By failing to follow a heart-healthy lifestyle, 73% of adult survivors of childhood cancer more than doubled their risk of developing metabolic syndrome and related health problems, according to a new study.

Almost 32% of the 1,598 adult survivors of childhood cancer in the study had metabolic syndrome, an umbrella term for health risk factors like high blood pressure, abdominal obesity, elevated triglycerides, and other abnormalities that often occur together. Metabolic syndrome is associated with greater odds of developing heart disease, diabetes, stroke, and other potentially fatal health problems. This prevalence is similar to that among the general population (34%), yet only 22% of the study participants were older than 40 years, while 68% of the general population is older than 40 years.

Researchers reported in Cancer (2014; doi:10.1002/cncr.28670) that adult survivors of childhood cancer who failed to adopt a lifestyle that included regular exercise and a healthy diet were more than twice as likely to develop metabolic syndrome as survivors who did. The risk was 2.4 times higher in women and 2.2 times greater in men.

Lifestyle had a greater impact on the likelihood of developing metabolic syndrome than risk factors associated with childhood cancer treatment, including cranial irradiation.

“This is good news for the nation's growing population of adult survivors of childhood cancer,” said corresponding author Kirsten Ness, PhD, an associate member of the St.
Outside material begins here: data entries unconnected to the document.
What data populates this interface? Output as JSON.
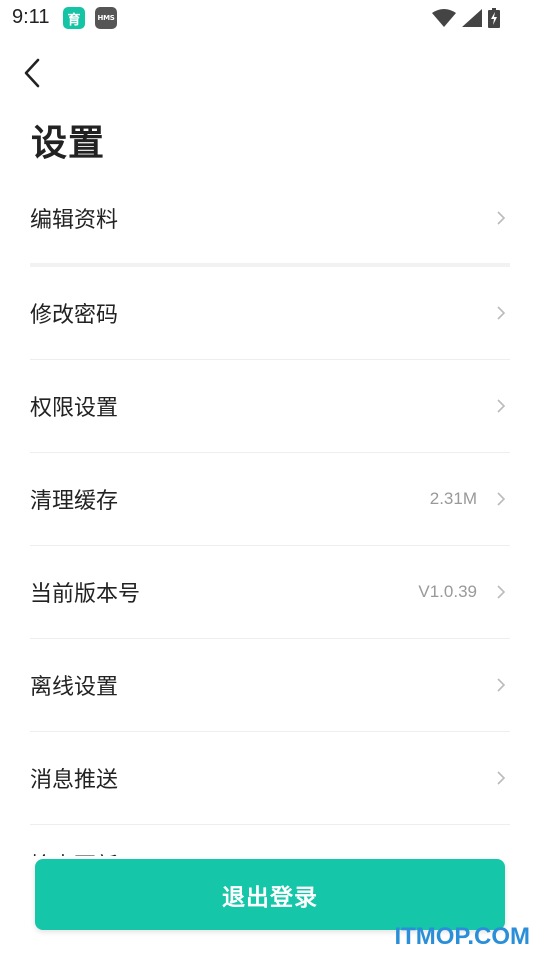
{
  "status_bar": {
    "time": "9:11",
    "app_badge_1": "育",
    "app_badge_2": "HMS"
  },
  "header": {
    "title": "设置"
  },
  "settings": {
    "items": [
      {
        "label": "编辑资料",
        "value": ""
      },
      {
        "label": "修改密码",
        "value": ""
      },
      {
        "label": "权限设置",
        "value": ""
      },
      {
        "label": "清理缓存",
        "value": "2.31M"
      },
      {
        "label": "当前版本号",
        "value": "V1.0.39"
      },
      {
        "label": "离线设置",
        "value": ""
      },
      {
        "label": "消息推送",
        "value": ""
      }
    ],
    "partial_item": "检查更新"
  },
  "footer": {
    "logout_label": "退出登录"
  },
  "watermark": "ITMOP.COM",
  "colors": {
    "accent": "#16c6a9",
    "watermark": "#2a8fd8"
  }
}
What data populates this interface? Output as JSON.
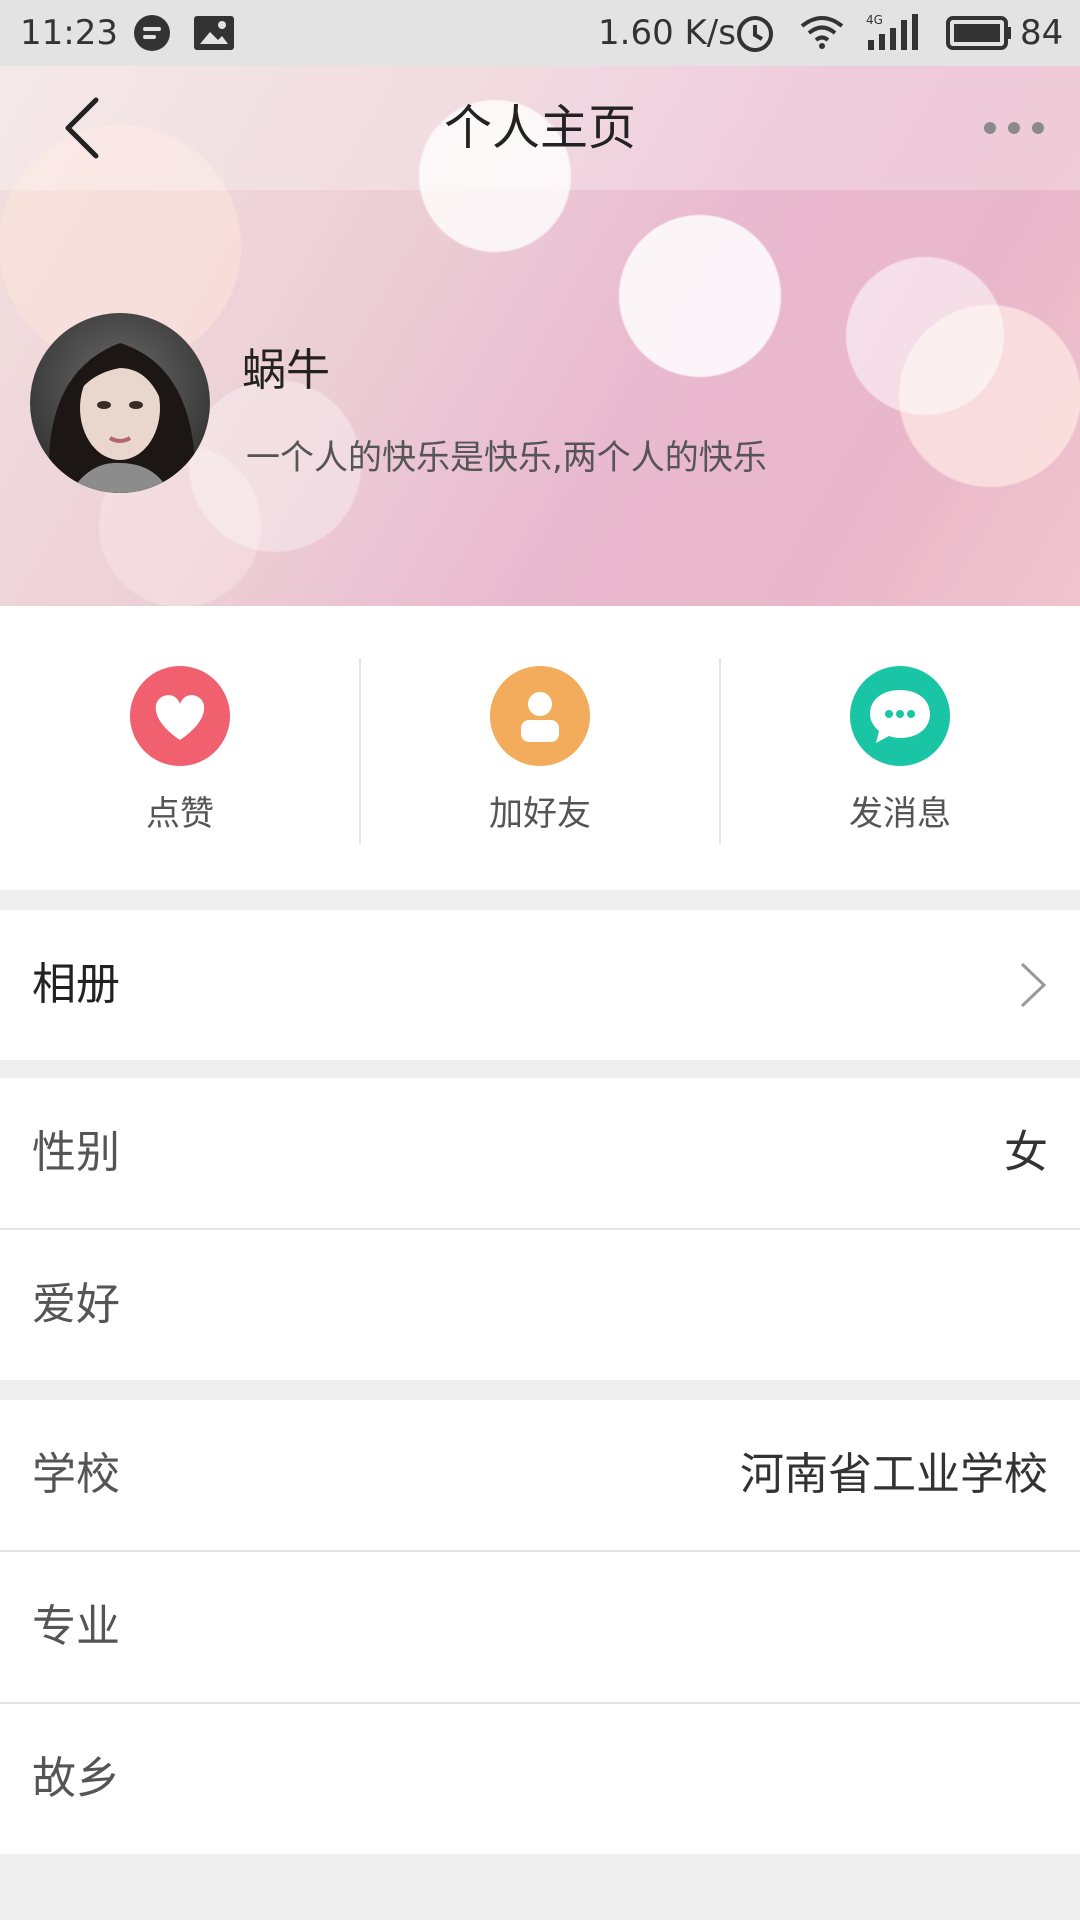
{
  "status_bar": {
    "time": "11:23",
    "speed": "1.60 K/s",
    "network": "4G",
    "battery": "84"
  },
  "header": {
    "title": "个人主页",
    "back_icon": "back-arrow-icon",
    "more_icon": "more-dots-icon"
  },
  "profile": {
    "name": "蜗牛",
    "signature": "一个人的快乐是快乐,两个人的快乐"
  },
  "actions": [
    {
      "label": "点赞",
      "icon": "heart-icon",
      "color": "#f0606e"
    },
    {
      "label": "加好友",
      "icon": "person-icon",
      "color": "#f2ac5b"
    },
    {
      "label": "发消息",
      "icon": "chat-bubble-icon",
      "color": "#1ac5a5"
    }
  ],
  "sections": {
    "album": {
      "label": "相册"
    },
    "gender": {
      "label": "性别",
      "value": "女"
    },
    "hobby": {
      "label": "爱好",
      "value": ""
    },
    "school": {
      "label": "学校",
      "value": "河南省工业学校"
    },
    "major": {
      "label": "专业",
      "value": ""
    },
    "hometown": {
      "label": "故乡",
      "value": ""
    }
  }
}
Jude Department of Epidemiology and Cancer Control in Memphis, Tennessee. “This suggests that if you maintain a healthy lifestyle by staying active and eating a diet that is low in fat, sugar, and salt, and rich in fruit and vegetables you should be able to influence whether or not you develop metabolic syndrome.”

The United States is home to more than 360,000 childhood cancer survivors. This study was the largest yet to evaluate how lifestyle impacts the risk of metabolic syndrome in a diverse group of pediatric cancer survivors. The participants were enrolled in the St. Jude Lifetime Cohort Study (St. Jude LIFE), which brings childhood cancer survivors treated at St. Jude back to the hospital for several days of health screenings and other tests. Participants are at least 18 years old and 10 years from their diagnosis. Survivors in this study ranged in age from 19 to 60 years old. Half were younger than 33 years.

Only 27% of study participants met at least 4 of 7 requirements for a healthy lifestyle that included maintaining a healthy weight, moderate intake of alcohol and red meat, being physically active, and eating a diet low in sodium and high in complex carbohydrates, fruits, and vegetables. About two-thirds of survivors in this study were overweight or obese, three-quarters reported eating less than five servings of fruits and vegetables daily, and more than half reported inadequate exercise or complex carbohydrates. In addition, 90% reported eating too much red meat and nearly 70% too much sodium.